RITM long call positions are structurally bullish; the modeled P&L assumes European-style exercise at expiration and ignores early assignment, transaction costs, dividends paid before expiry on the stock leg (when present), and the bid-ask spread on the listed chain. RITM positions also carry Financial Services sector concentration risk; news flow inside the sector (peer earnings, regulatory shifts, supply-chain headlines) can move RITM alongside the broader basket even when RITM-specific fundamentals are unchanged. Long-premium structures like a long call on RITM are particularly exposed to IV-crush risk through scheduled events (earnings, FDA decisions, central-bank meetings) where IV typically contracts post-event regardless of the directional outcome. Always rebuild the position from current RITM chain quotes before placing a trade.

Frequently asked questions

What is a long call on RITM?
A long call on RITM is the long call strategy applied to RITM (stock). The strategy is structurally bullish: A long call buys upside exposure with a fixed maximum loss equal to the premium paid; profit accrues if the underlying closes above the strike plus premium at expiration. With RITM stock trading near $9.43, the strikes shown on this page are snapped to the nearest listed RITM chain strike and the premiums come straight from the end-of-day bid/ask midpoint.
How are RITM long call max profit and max loss calculated?
Max profit is unbounded; max loss equals the premium paid times 100. Breakeven is strike plus premium. For the RITM long call priced from the end-of-day chain at a 30-day expiry (ATM IV 129.50%), the computed maximum profit is unbounded per contract and the computed maximum loss is unbounded per contract. Live intraday quotes will differ as the chain moves through the trading session.
What is the breakeven for a RITM long call?
The breakeven for the RITM long call priced on this page is no defined breakeven on the modeled curve at expiration, derived from end-of-day chain premiums. Breakeven is the underlying price at which the strategy's P&L crosses zero ignoring transaction costs and assignment risk.
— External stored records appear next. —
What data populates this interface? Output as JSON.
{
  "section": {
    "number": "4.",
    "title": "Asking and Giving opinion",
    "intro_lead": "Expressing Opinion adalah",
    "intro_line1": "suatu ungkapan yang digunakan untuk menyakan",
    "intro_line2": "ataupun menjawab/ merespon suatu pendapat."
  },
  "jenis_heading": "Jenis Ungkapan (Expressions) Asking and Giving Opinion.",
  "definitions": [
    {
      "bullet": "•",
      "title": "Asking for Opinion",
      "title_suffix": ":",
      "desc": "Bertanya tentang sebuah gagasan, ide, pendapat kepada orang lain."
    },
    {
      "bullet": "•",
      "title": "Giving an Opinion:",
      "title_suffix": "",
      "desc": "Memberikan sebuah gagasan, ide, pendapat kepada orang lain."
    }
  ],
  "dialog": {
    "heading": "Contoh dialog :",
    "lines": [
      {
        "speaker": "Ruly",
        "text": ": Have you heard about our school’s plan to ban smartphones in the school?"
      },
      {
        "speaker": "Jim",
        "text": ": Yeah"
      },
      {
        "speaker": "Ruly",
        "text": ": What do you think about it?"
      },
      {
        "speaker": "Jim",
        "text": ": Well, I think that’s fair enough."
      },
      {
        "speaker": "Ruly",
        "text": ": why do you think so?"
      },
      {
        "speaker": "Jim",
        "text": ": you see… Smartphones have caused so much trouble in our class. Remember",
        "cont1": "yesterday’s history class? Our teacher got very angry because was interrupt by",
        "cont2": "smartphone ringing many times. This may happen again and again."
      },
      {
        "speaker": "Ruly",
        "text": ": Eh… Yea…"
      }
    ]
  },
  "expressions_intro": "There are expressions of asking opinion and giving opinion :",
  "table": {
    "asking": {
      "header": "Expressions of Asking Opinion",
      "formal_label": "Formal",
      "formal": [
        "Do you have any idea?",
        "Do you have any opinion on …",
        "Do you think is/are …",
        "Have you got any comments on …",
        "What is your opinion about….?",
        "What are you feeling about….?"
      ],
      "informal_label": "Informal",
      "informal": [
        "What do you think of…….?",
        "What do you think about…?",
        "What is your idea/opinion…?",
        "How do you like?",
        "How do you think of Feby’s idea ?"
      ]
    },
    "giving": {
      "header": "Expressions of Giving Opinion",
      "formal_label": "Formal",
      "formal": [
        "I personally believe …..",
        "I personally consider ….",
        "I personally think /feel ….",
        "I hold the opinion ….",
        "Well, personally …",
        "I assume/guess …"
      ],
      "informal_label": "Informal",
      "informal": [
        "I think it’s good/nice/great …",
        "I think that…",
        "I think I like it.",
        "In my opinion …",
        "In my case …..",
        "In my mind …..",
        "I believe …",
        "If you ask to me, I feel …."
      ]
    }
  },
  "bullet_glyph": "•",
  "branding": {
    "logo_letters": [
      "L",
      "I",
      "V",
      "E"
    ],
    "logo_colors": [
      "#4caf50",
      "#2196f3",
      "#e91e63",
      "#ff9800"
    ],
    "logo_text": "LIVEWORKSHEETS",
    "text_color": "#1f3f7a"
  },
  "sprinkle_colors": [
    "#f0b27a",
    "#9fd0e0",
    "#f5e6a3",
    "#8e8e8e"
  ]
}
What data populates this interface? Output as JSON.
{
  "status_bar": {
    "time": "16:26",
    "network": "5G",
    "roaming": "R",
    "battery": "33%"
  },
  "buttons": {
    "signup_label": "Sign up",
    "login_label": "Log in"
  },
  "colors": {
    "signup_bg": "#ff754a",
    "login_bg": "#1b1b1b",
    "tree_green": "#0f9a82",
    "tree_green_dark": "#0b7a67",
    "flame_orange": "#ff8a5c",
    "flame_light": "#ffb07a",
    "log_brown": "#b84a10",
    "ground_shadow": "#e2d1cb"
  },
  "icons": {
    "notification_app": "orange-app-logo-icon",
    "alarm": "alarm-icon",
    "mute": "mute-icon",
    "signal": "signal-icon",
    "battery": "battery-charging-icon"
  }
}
The current RITM market-implied 1-standard-deviation expected move is approximately 37.13%; if the move sits well outside the breakeven distance, the structure's risk-reward becomes correspondingly tighter.
When should you consider a long call on RITM?
Long calls on RITM express a bullish thesis with defined risk; traders use them ahead of RITM catalysts (earnings, product launches, macro events) when the expected upside justifies the premium and theta decay.
How does current RITM implied volatility affect this long call?
RITM ATM IV is at 129.50% with IV rank near 25.22%, which is on the low end of its 1-year range. Premium-buying structures (long call, long put, debit spreads) are relatively cheap in this regime; premium-selling structures collect less credit per unit risk.